Perkataan Yesus tersebut telah menggugah hati orang banyak. Karena itu, mereka berkata kepada-Nya: "Apakah yang harus kami perbuat, supaya kami mengerjakan pekerjaan yang dikehendaki Allah?" Jawab Yesus kepada mereka: "Inilah pekerjaan yang dikehendaki Allah, yaitu hendaklah kamu percaya kepada Dia yang telah diutus Allah." (Ay. 28-29).
Yesus kemudian meyakinkan orang banyak bahwa Dia yang telah diutus Allah -- yang tak lain adalah diri-Nya sendiri -- adalah sungguh roti hidup yang telah turun dari surga. Ia berkata kepada mereka: "Akulah roti hidup; barangsiapa datang kepada-Ku, ia tidak akan lapar lagi, dan barangsiapa percaya kepada-Ku, ia tidak akan haus lagi." (Yoh 6:35).
Dari kisah di atas dapat dipahami bahwa Yesus tidak sepenuhnya menyalahkan orang banyak yang mencari-Nya karena telah merasa kenyang. Secara tidak langsung Yesus mau menunjukkan bahwa kepuasan lahiriah itu juga penting bagi manusia.

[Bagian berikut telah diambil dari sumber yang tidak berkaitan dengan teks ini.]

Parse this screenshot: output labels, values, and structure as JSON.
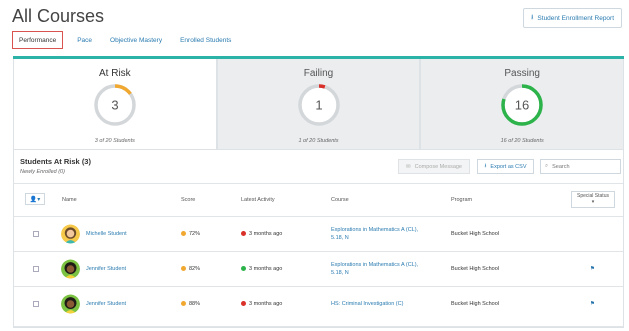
{
  "page": {
    "title": "All Courses",
    "report_button": "Student Enrollment Report",
    "download_icon": "download-icon"
  },
  "tabs": [
    {
      "label": "Performance",
      "active": true
    },
    {
      "label": "Pace",
      "active": false
    },
    {
      "label": "Objective Mastery",
      "active": false
    },
    {
      "label": "Enrolled Students",
      "active": false
    }
  ],
  "summary": {
    "at_risk": {
      "title": "At Risk",
      "count": "3",
      "caption": "3 of 20 Students",
      "fraction": 0.15,
      "color": "#f0a830"
    },
    "failing": {
      "title": "Failing",
      "count": "1",
      "caption": "1 of 20 Students",
      "fraction": 0.05,
      "color": "#d9302a"
    },
    "passing": {
      "title": "Passing",
      "count": "16",
      "caption": "16 of 20 Students",
      "fraction": 0.8,
      "color": "#2cb34a"
    },
    "accent_color": "#2ab3a6"
  },
  "panel": {
    "heading": "Students At Risk (3)",
    "subheading": "Newly Enrolled (0)",
    "compose_button": "Compose Message",
    "export_button": "Export as CSV",
    "search_placeholder": "Search"
  },
  "table": {
    "columns": {
      "name": "Name",
      "score": "Score",
      "activity": "Latest Activity",
      "course": "Course",
      "program": "Program",
      "special_status": "Special Status"
    },
    "rows": [
      {
        "name": "Michelle Student",
        "score": "72%",
        "score_color": "#f0a830",
        "activity": "3 months ago",
        "activity_color": "#d9302a",
        "course_line1": "Explorations in Mathematics A (CL),",
        "course_line2": "5.18, N",
        "program": "Bucket High School",
        "flag": false
      },
      {
        "name": "Jennifer Student",
        "score": "82%",
        "score_color": "#f0a830",
        "activity": "3 months ago",
        "activity_color": "#2cb34a",
        "course_line1": "Explorations in Mathematics A (CL),",
        "course_line2": "5.18, N",
        "program": "Bucket High School",
        "flag": true
      },
      {
        "name": "Jennifer Student",
        "score": "88%",
        "score_color": "#f0a830",
        "activity": "3 months ago",
        "activity_color": "#d9302a",
        "course_line1": "HS: Criminal Investigation (C)",
        "course_line2": "",
        "program": "Bucket High School",
        "flag": true
      }
    ]
  }
}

Sikap dan pandangan Yesus ini juga sejalan dengan pemahaman tentang belalak seperti yang telah saya paparkan. Meski dalam artikel ini saya menekankan kepuasan rohaniah/batiniah sebagai tujuan tertinggi dari hidup manusia, tidak berarti kemudian kepuasan lahiriah itu jelek adanya.

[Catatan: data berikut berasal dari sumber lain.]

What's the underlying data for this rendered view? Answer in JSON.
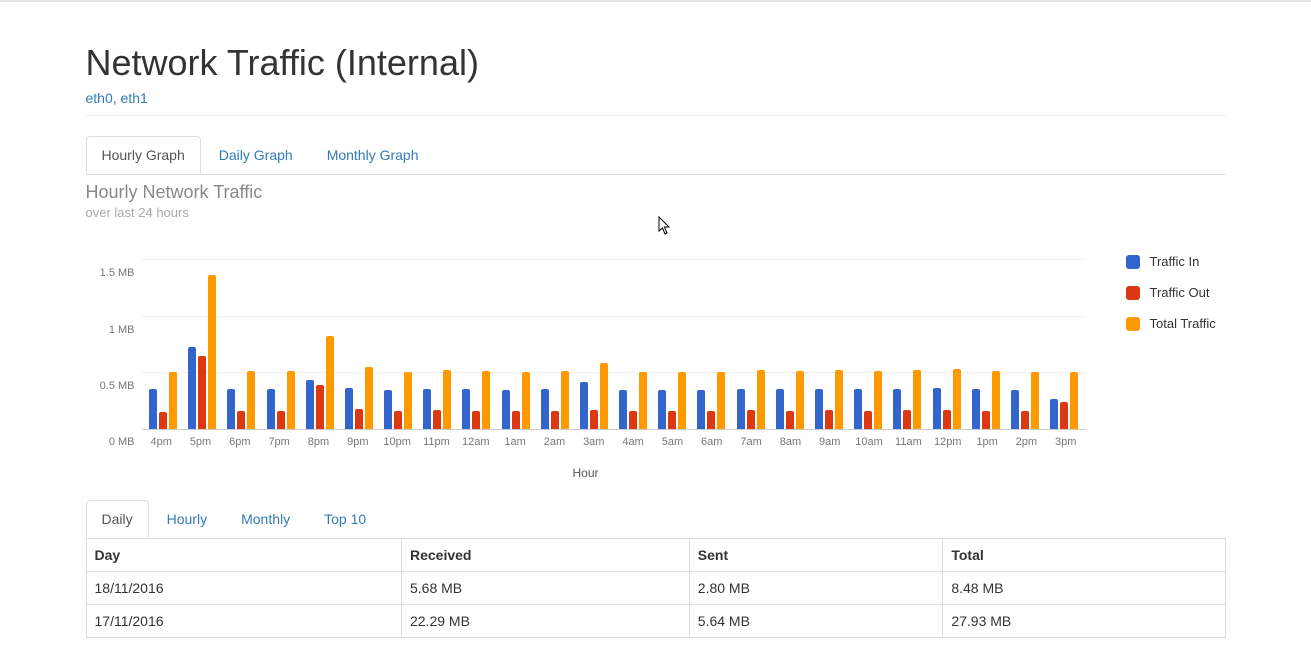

Akan tetapi, sekali lagi, sebagaimana yang diingatkan oleh Yesus terhadap orang banyak, tidak cukup bagi manusia hanya sampai pada kepuasan lahiriah. Oleh karena itulah, Ia menunjukkan kepada mereka untuk melakukan pekerjaan yang dikehendaki Allah, yakni percaya kepada Dia yang telah diutus Allah. Orang banyak dituntut untuk percaya karena Dia yang diutus oleh Allah itu merupakan Sang Roti Hidup yang akan membuat mereka tidak akan lapar dan haus lagi.
Konsili Vatikan II, dalam dokumen Konstitusi Pastoral tentang Gereja di Dunia Dewasa ini (Gaudium et Spes), ketika secara spesifik mengurai tentang martabat pribadi manusia menyatakan bahwa dengan tubuh jasmaniahnya yang sudah terluka oleh dosa, manusia tetap dipanggil untuk "melambungkan suaranya untuk dengan bebas memuliakan Sang Pencipta... Maka dari itu martabat manusia sendiri menuntut, supaya ia meluhurkan Allah dalam badannya, dan jangan membiarkan badan itu melayani kecondongan-kecondongan hatinya yang tidak baik." ( GS. 14).

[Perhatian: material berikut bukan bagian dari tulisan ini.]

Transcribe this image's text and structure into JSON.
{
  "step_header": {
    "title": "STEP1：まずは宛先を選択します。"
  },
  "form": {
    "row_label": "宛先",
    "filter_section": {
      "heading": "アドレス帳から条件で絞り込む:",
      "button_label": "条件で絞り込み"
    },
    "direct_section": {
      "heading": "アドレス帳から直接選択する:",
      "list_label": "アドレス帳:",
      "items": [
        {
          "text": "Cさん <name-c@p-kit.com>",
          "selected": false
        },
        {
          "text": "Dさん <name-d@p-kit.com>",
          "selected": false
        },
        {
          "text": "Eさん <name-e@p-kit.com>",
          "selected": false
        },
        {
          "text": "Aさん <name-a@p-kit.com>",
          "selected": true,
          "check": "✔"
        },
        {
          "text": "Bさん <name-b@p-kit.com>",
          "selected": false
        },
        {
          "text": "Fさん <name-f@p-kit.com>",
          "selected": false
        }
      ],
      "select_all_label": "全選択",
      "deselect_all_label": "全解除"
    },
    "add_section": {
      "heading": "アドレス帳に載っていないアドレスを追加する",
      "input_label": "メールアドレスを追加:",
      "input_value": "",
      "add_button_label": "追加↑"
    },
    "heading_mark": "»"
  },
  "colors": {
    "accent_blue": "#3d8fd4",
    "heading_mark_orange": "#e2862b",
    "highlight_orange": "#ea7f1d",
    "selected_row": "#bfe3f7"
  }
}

Dalam ungkapan Paus Yohanes Paulus II, upaya manusia untuk selalu memuliakan dan meluhurkan Sang Pencipta dalam badannya dinamakan sebagai suatu pengalaman "melintas batas": menemukan yang terdalam di balik yang dangkal, yang luar biasa di dalam ketertubuhan yang biasa, yang misteri di balik yang jasmani, atau yang ilahi di dalam yang menusiawi. Maka, bisa dikatakan bahwa perjalanan "melintas batas" ini sebenarnya tidak lain merupakan pengalaman kembali kepada originalitas absolut eksistensi pribadi, sebagai insan yang diciptakan menurut gambar dan rupa Allah (T. Krispurwana Cahyadi, Yohanes Paulus II Gereja, Teologi dan Kehidupan, 2007).